Transparency in data sharing and reliable support has also improved dramatically. Ten years ago, reaching technical staff at a supplier often meant juggling time zones and waiting days for updated analytical data. Today that information arrives within hours, or is already posted online. As researchers demand more—like batch-level impurity profiles and real-time inventory updates—the best suppliers rise to the challenge, solidifying relationships and speeding up research progress.
For teams who synthesize or screen hundreds of analogs per year, rapid information and reliable batches matter as much as price. Over the long haul, transparency and support always pay off, whether you’re in academic labs battling for grant funding or in pharma companies pushing to IND filings.

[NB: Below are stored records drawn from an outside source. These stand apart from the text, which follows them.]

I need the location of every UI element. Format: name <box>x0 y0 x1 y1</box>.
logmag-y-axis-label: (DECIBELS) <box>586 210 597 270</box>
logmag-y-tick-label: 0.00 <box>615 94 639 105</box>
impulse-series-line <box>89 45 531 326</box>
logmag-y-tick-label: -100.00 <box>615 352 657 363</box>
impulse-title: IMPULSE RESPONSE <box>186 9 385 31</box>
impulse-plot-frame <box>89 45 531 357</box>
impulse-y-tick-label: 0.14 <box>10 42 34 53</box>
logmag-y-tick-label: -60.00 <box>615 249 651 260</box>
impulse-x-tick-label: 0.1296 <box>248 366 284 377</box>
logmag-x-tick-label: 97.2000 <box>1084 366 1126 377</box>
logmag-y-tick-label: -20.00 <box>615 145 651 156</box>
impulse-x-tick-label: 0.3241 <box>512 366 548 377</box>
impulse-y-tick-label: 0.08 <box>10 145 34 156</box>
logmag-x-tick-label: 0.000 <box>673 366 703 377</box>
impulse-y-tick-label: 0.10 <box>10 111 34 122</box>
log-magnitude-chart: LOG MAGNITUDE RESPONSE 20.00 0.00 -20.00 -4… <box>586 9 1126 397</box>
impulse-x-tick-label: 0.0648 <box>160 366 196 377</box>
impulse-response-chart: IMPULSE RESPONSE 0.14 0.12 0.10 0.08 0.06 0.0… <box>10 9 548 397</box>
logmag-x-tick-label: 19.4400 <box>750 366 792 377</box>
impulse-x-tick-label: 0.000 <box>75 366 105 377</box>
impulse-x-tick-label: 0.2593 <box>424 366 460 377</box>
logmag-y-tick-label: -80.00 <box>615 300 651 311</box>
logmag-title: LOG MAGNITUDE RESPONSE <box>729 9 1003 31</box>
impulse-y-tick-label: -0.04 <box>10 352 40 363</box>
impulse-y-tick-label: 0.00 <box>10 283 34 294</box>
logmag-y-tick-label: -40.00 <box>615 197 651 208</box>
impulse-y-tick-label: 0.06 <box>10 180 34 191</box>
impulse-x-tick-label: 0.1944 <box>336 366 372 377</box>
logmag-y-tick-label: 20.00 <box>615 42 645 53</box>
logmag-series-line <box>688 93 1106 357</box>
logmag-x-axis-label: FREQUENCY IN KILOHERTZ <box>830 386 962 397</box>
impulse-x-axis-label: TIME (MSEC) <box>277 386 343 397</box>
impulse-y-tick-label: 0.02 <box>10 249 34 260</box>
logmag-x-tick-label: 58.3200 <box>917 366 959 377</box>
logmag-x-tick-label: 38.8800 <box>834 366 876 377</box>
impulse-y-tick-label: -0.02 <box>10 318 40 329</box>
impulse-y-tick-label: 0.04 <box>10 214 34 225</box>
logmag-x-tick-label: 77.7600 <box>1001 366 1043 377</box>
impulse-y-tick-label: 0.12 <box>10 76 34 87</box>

One challenge for research and development teams: finding intermediates that consistently meet demanding specifications across different suppliers. Rival sources sometimes offer cheaper alternatives, but lot-to-lot variation creates headaches that erode potential cost savings. Investing in supplier qualification and batch testing helps avoid these hidden costs. Partnering directly with manufacturers who allow bespoke specifications, tighter impurity controls, or lot reservation contracts bridges the gap between R&D flexibility and manufacturing reliability.
Waste management remains a challenge, particularly with halogenated intermediates like this one. Research teams can plan reactions with end-of-life waste reduction in mind, choosing greener solvents or designing step-sparing syntheses. Collaboration with waste disposal vendors, as well as in-house solvent recovery systems, helps companies fulfill their environmental, social, and governance commitments.
Education also plays a critical role—chemists benefit from clearer documentation, supplier-provided safety training, and instant online resources that make reactivity and handling more intuitive. Bridging the knowledge gap between supply chain, research, and occupational safety teams ensures fewer surprises and more predictable outcomes, even as regulations evolve and projects scale.
Continued innovation, clear communication, and robust quality control remain central to the ongoing success and usability of compounds like Methyl 5-Bromo-4-Pyrimidinecarboxylate. The real difference from other intermediates isn’t just in the structure or the spectral data, but how reliably chemists, engineers, and suppliers collaborate to bring ideas from bench to final product, delivering value at every stage.